Im eigenen Land hat das eine heftige Debatte ausgelöst, die zu einem “antifaschistischen” Protestmarsch am Samstag führen wird. Dazu hat die linksgerichtete Opposition mit Unterstützung aus der Kulturszene aufgerufen. Auch der Gouverneur der bevölkerungsreichen Provinz Buenos Aires, Axel Kicillof, hat seine Teilnahme angekündigt. Er gilt als Mileis möglicher Gegenkandidat bei den Präsidentschaftswahlen 2027.
Die Zeitung “La Nacion” berichtete, Dutzende Musiker, Schriftsteller und Intellektuelle hätten sich der Protest-Initiative angeschlossen. “Keinen Schritt zurück”, postete zum Beispiel Musiker Pedro Aznar in den Sozialen Netzwerken. Sängerin Julia Zenko schloss sich mit einem Appell für “Liebe, Respekt und Vielfalt” an.

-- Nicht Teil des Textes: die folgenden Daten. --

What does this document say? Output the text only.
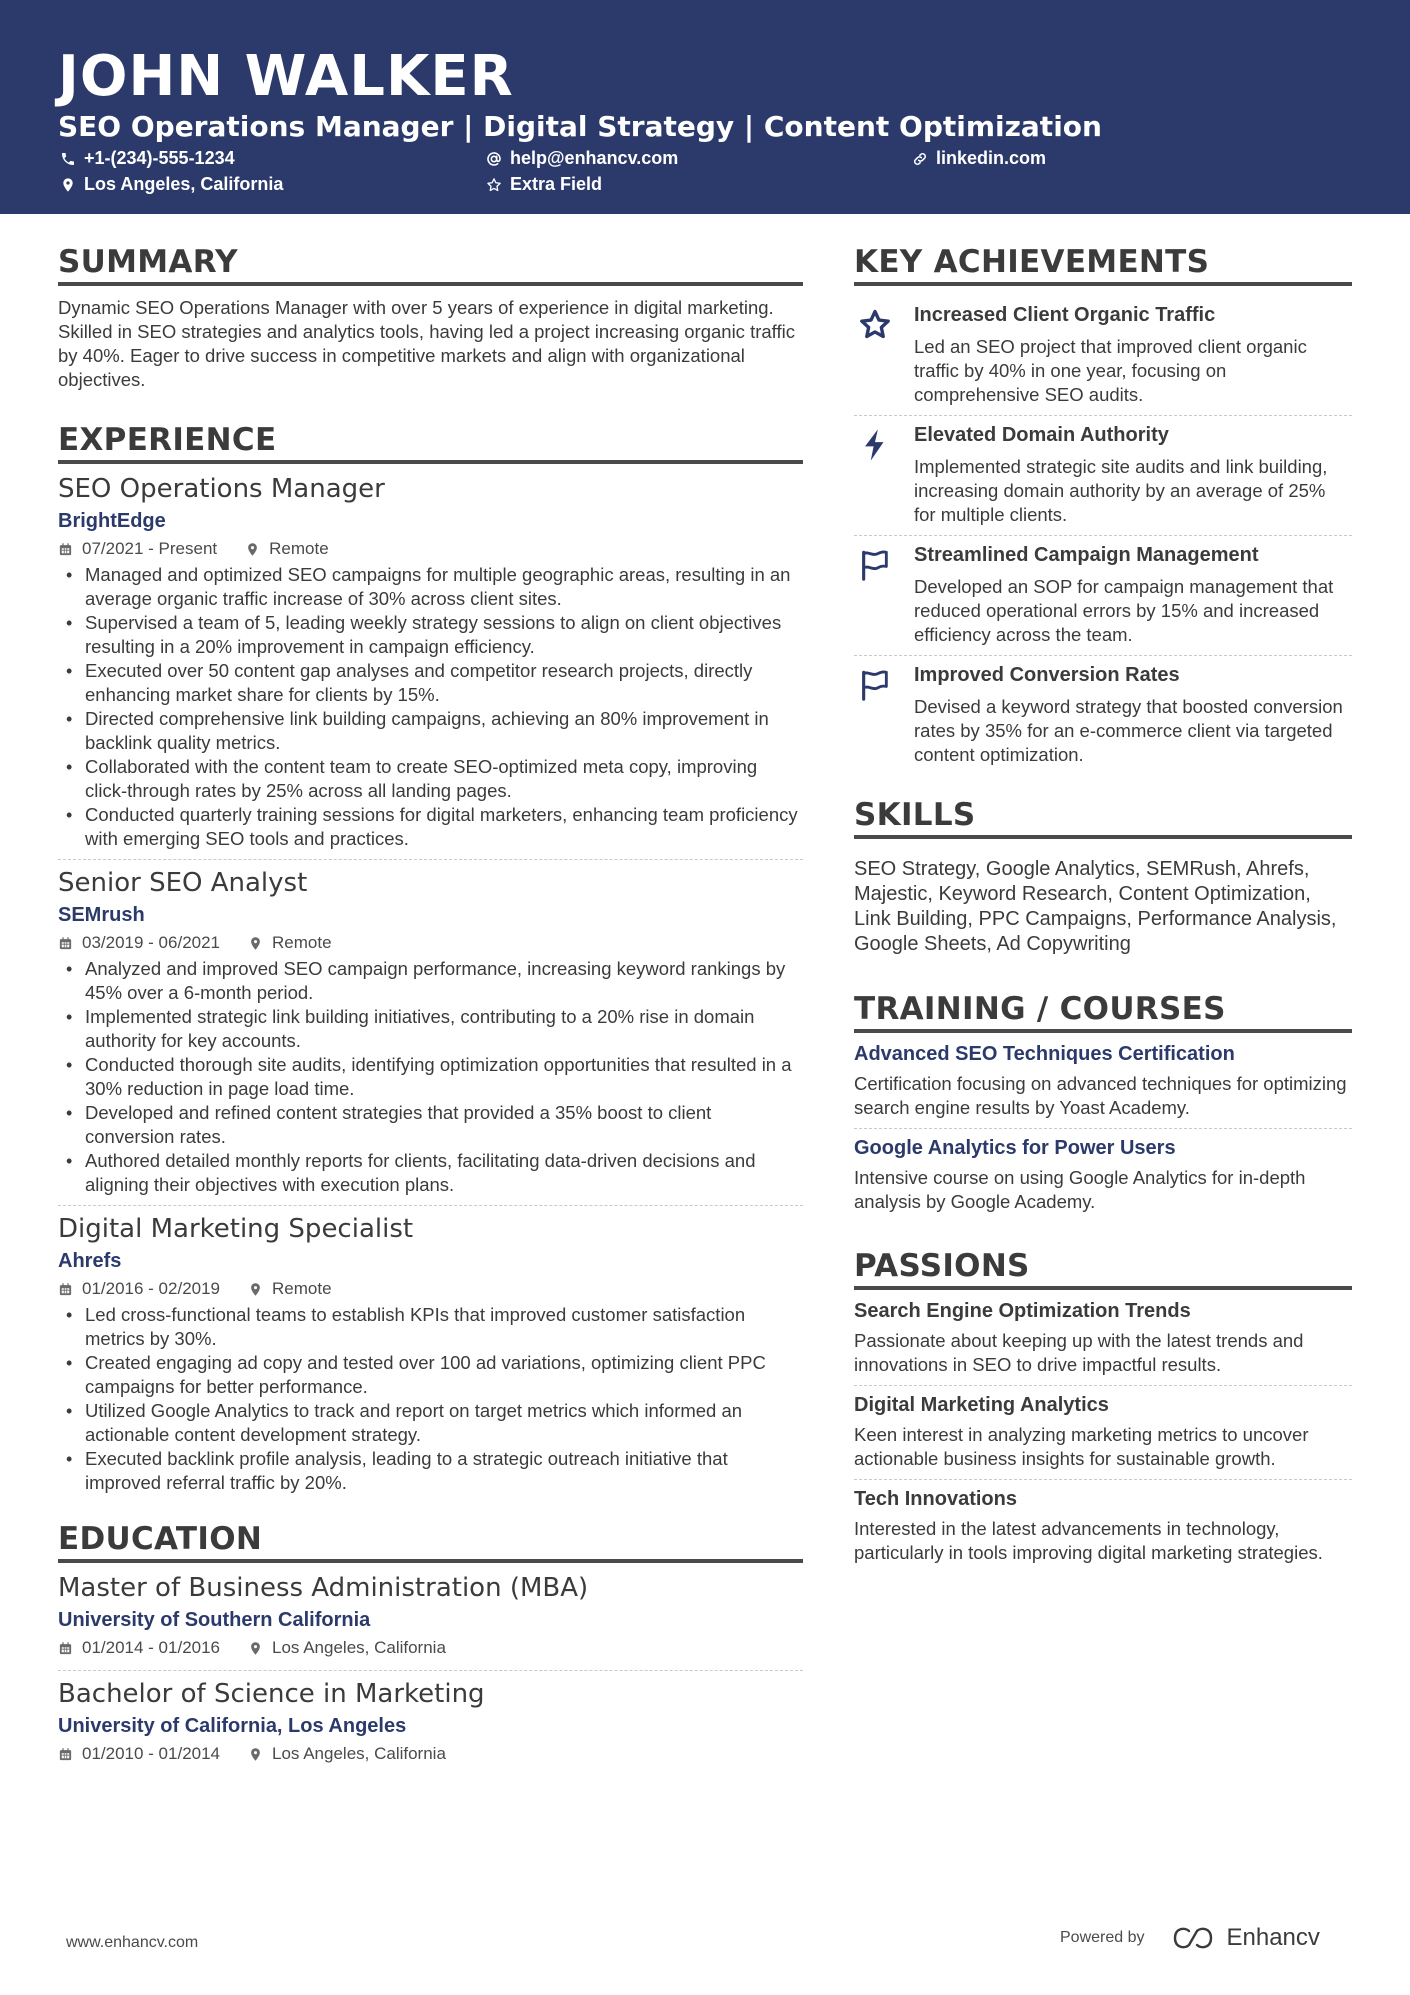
JOHN WALKER
SEO Operations Manager | Digital Strategy | Content Optimization
+1-(234)-555-1234	help@enhancv.com	linkedin.com
Los Angeles, California	Extra Field
SUMMARY

Dynamic SEO Operations Manager with over 5 years of experience in digital marketing. Skilled in SEO strategies and analytics tools, having led a project increasing organic traffic by 40%. Eager to drive success in competitive markets and align with organizational objectives.

EXPERIENCE
SEO Operations Manager
BrightEdge
07/2021 - Present	Remote
• Managed and optimized SEO campaigns for multiple geographic areas, resulting in an average organic traffic increase of 30% across client sites.
• Supervised a team of 5, leading weekly strategy sessions to align on client objectives resulting in a 20% improvement in campaign efficiency.
• Executed over 50 content gap analyses and competitor research projects, directly enhancing market share for clients by 15%.
• Directed comprehensive link building campaigns, achieving an 80% improvement in backlink quality metrics.
• Collaborated with the content team to create SEO-optimized meta copy, improving click-through rates by 25% across all landing pages.
• Conducted quarterly training sessions for digital marketers, enhancing team proficiency with emerging SEO tools and practices.
Senior SEO Analyst
SEMrush
03/2019 - 06/2021	Remote
• Analyzed and improved SEO campaign performance, increasing keyword rankings by 45% over a 6-month period.
• Implemented strategic link building initiatives, contributing to a 20% rise in domain authority for key accounts.
• Conducted thorough site audits, identifying optimization opportunities that resulted in a 30% reduction in page load time.
• Developed and refined content strategies that provided a 35% boost to client conversion rates.
• Authored detailed monthly reports for clients, facilitating data-driven decisions and aligning their objectives with execution plans.
Digital Marketing Specialist
Ahrefs
01/2016 - 02/2019	Remote
• Led cross-functional teams to establish KPIs that improved customer satisfaction metrics by 30%.
• Created engaging ad copy and tested over 100 ad variations, optimizing client PPC campaigns for better performance.
• Utilized Google Analytics to track and report on target metrics which informed an actionable content development strategy.
• Executed backlink profile analysis, leading to a strategic outreach initiative that improved referral traffic by 20%.
EDUCATION
Master of Business Administration (MBA)
University of Southern California
01/2014 - 01/2016	Los Angeles, California
Bachelor of Science in Marketing
University of California, Los Angeles
01/2010 - 01/2014	Los Angeles, California
KEY ACHIEVEMENTS
Increased Client Organic Traffic

Led an SEO project that improved client organic traffic by 40% in one year, focusing on comprehensive SEO audits.

Elevated Domain Authority

Implemented strategic site audits and link building, increasing domain authority by an average of 25% for multiple clients.

Streamlined Campaign Management

Developed an SOP for campaign management that reduced operational errors by 15% and increased efficiency across the team.

Improved Conversion Rates

Devised a keyword strategy that boosted conversion rates by 35% for an e-commerce client via targeted content optimization.

SKILLS

SEO Strategy, Google Analytics, SEMRush, Ahrefs, Majestic, Keyword Research, Content Optimization, Link Building, PPC Campaigns, Performance Analysis, Google Sheets, Ad Copywriting

TRAINING / COURSES
Advanced SEO Techniques Certification

Certification focusing on advanced techniques for optimizing search engine results by Yoast Academy.

Google Analytics for Power Users

Intensive course on using Google Analytics for in-depth analysis by Google Academy.

PASSIONS
Search Engine Optimization Trends

Passionate about keeping up with the latest trends and innovations in SEO to drive impactful results.

Digital Marketing Analytics

Keen interest in analyzing marketing metrics to uncover actionable business insights for sustainable growth.

Tech Innovations

Interested in the latest advancements in technology, particularly in tools improving digital marketing strategies.

www.enhancv.com	Powered by	Enhancv
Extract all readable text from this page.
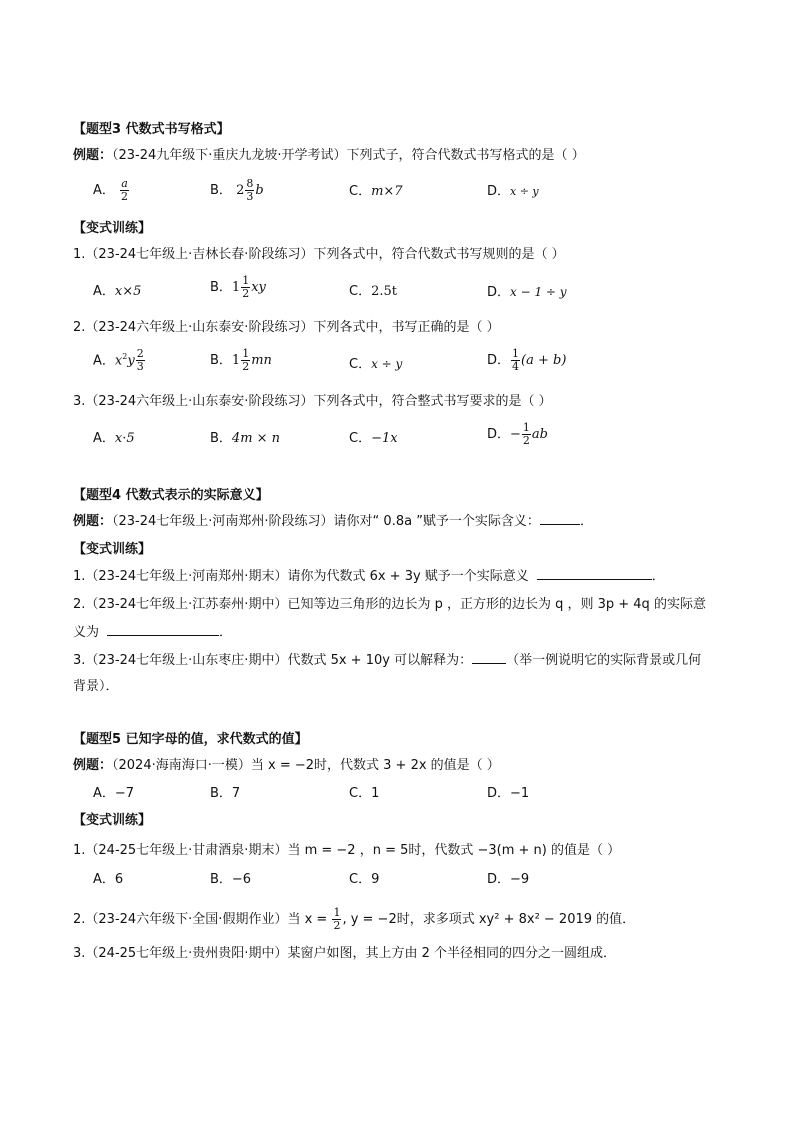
【题型3 代数式书写格式】
例题：（23-24九年级下·重庆九龙坡·开学考试）下列式子，符合代数式书写格式的是（ ）
A． $\frac{a}{2}$	B． $2 \frac{8}{3}$ b	C．m×7	D．x ÷ y
【变式训练】
1.（23-24七年级上·吉林长春·阶段练习）下列各式中，符合代数式书写规则的是（ ）
A．x×5	B．$1 \frac{1}{2}$ xy	C．2.5t	D．x − 1 ÷ y
2.（23-24六年级上·山东泰安·阶段练习）下列各式中，书写正确的是（ ）
A．$x^2y \frac{2}{3}$	B．$1 \frac{1}{2}$ mn	C．x ÷ y	D． $\frac{1}{4} (a + b)$
3.（23-24六年级上·山东泰安·阶段练习）下列各式中，符合整式书写要求的是（ ）
A．x·5	B．4m × n	C．−1x	D．− $\frac{1}{2}$ ab
【题型4 代数式表示的实际意义】
例题：（23-24七年级上·河南郑州·阶段练习）请你对“ 0.8a ”赋予一个实际含义：	．
【变式训练】
1.（23-24七年级上·河南郑州·期末）请你为代数式 6x + 3y 赋予一个实际意义	．
2.（23-24七年级上·江苏泰州·期中）已知等边三角形的边长为 p ，正方形的边长为 q ，则 3p + 4q 的实际意
义为	．
3.（23-24七年级上·山东枣庄·期中）代数式 5x + 10y 可以解释为：	（举一例说明它的实际背景或几何
背景）．
【题型5 已知字母的值，求代数式的值】
例题：（2024·海南海口·一模）当 x = −2时，代数式 3 + 2x 的值是（ ）
A．−7	B．7	C．1	D．−1
【变式训练】
1.（24-25七年级上·甘肃酒泉·期末）当 m = −2 ，n = 5时，代数式 −3(m + n) 的值是（ ）
A．6	B．−6	C．9	D．−9
2.（23-24六年级下·全国·假期作业）当 $x = \frac{1}{2}$ , y = −2时，求多项式 xy² + 8x² − 2019 的值．
3.（24-25七年级上·贵州贵阳·期中）某窗户如图，其上方由 2 个半径相同的四分之一圆组成．
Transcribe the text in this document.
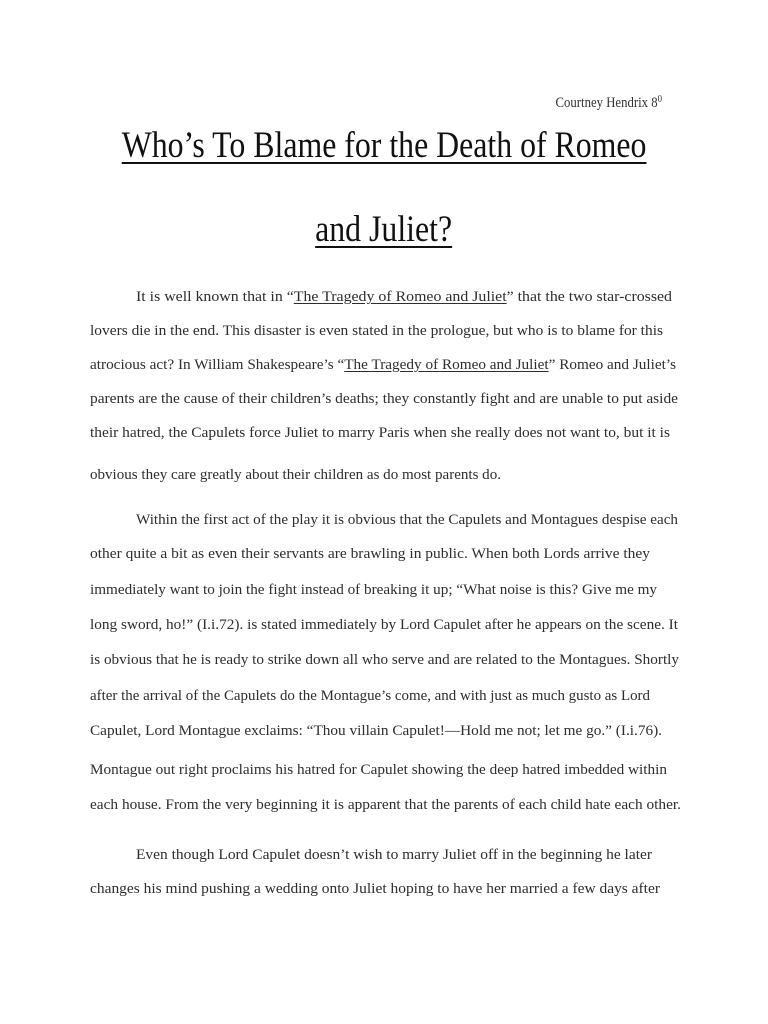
Courtney Hendrix $8^0$
Who’s To Blame for the Death of Romeo
and Juliet?
It is well known that in “The Tragedy of Romeo and Juliet” that the two star-crossed
lovers die in the end. This disaster is even stated in the prologue, but who is to blame for this
atrocious act? In William Shakespeare’s “The Tragedy of Romeo and Juliet” Romeo and Juliet’s
parents are the cause of their children’s deaths; they constantly fight and are unable to put aside
their hatred, the Capulets force Juliet to marry Paris when she really does not want to, but it is
obvious they care greatly about their children as do most parents do.
Within the first act of the play it is obvious that the Capulets and Montagues despise each
other quite a bit as even their servants are brawling in public. When both Lords arrive they
immediately want to join the fight instead of breaking it up; “What noise is this? Give me my
long sword, ho!” (I.i.72). is stated immediately by Lord Capulet after he appears on the scene. It
is obvious that he is ready to strike down all who serve and are related to the Montagues. Shortly
after the arrival of the Capulets do the Montague’s come, and with just as much gusto as Lord
Capulet, Lord Montague exclaims: “Thou villain Capulet!—Hold me not; let me go.” (I.i.76).
Montague out right proclaims his hatred for Capulet showing the deep hatred imbedded within
each house. From the very beginning it is apparent that the parents of each child hate each other.
Even though Lord Capulet doesn’t wish to marry Juliet off in the beginning he later
changes his mind pushing a wedding onto Juliet hoping to have her married a few days after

Bislang hatte Milei mit seinem marktradikalen Kurs international für Schlagzeilen gesorgt. Laut Umfragen steht eine Mehrheit hinter den ökonomischen Reformen. Ob sie das auch bei den gesellschaftspolitischen Themen tut, bleibt abzuwarten. Der Ökonom Milei wurde in erster Linie wegen seiner Wirtschaftskompetenz gewählt, weniger wegen seiner gesellschaftspolitischen Ansichten.
Angesichts der heftigen Reaktionen nach der Davos-Rede versuchte Regierungssprecher Manuel Adorni bei einer Pressekonferenz, die Wogen zu glätten. Der Präsident habe den Feminismus als Verteidigung der Frauen nicht grundsätzlich in Frage gestellt. Abgelehnt werde nur das Geschäft mit dem Feminismus, hinter dem einige wenige steckten. Um Frauen gehe es dabei im Grunde gar nicht.
Javier Milei ist seit Dezember 2023 im Amt und setzte zunächst eine Reihe radikaler Wirtschaftsreformen durch. Dadurch sank die monatliche Inflation von 25 auf unter drei Prozent. Zudem konnte das hochverschuldete Land wieder Haushaltsüberschüsse einfahren. Der Wert des argentinischen Börsenindex Merval verdoppelte sich fast. Der Reformkurs ist allerdings bei Sozialorganisationen und der Kirche wegen der drastischen Einschnitte umstritten, die der Bevölkerung einiges abverlangen.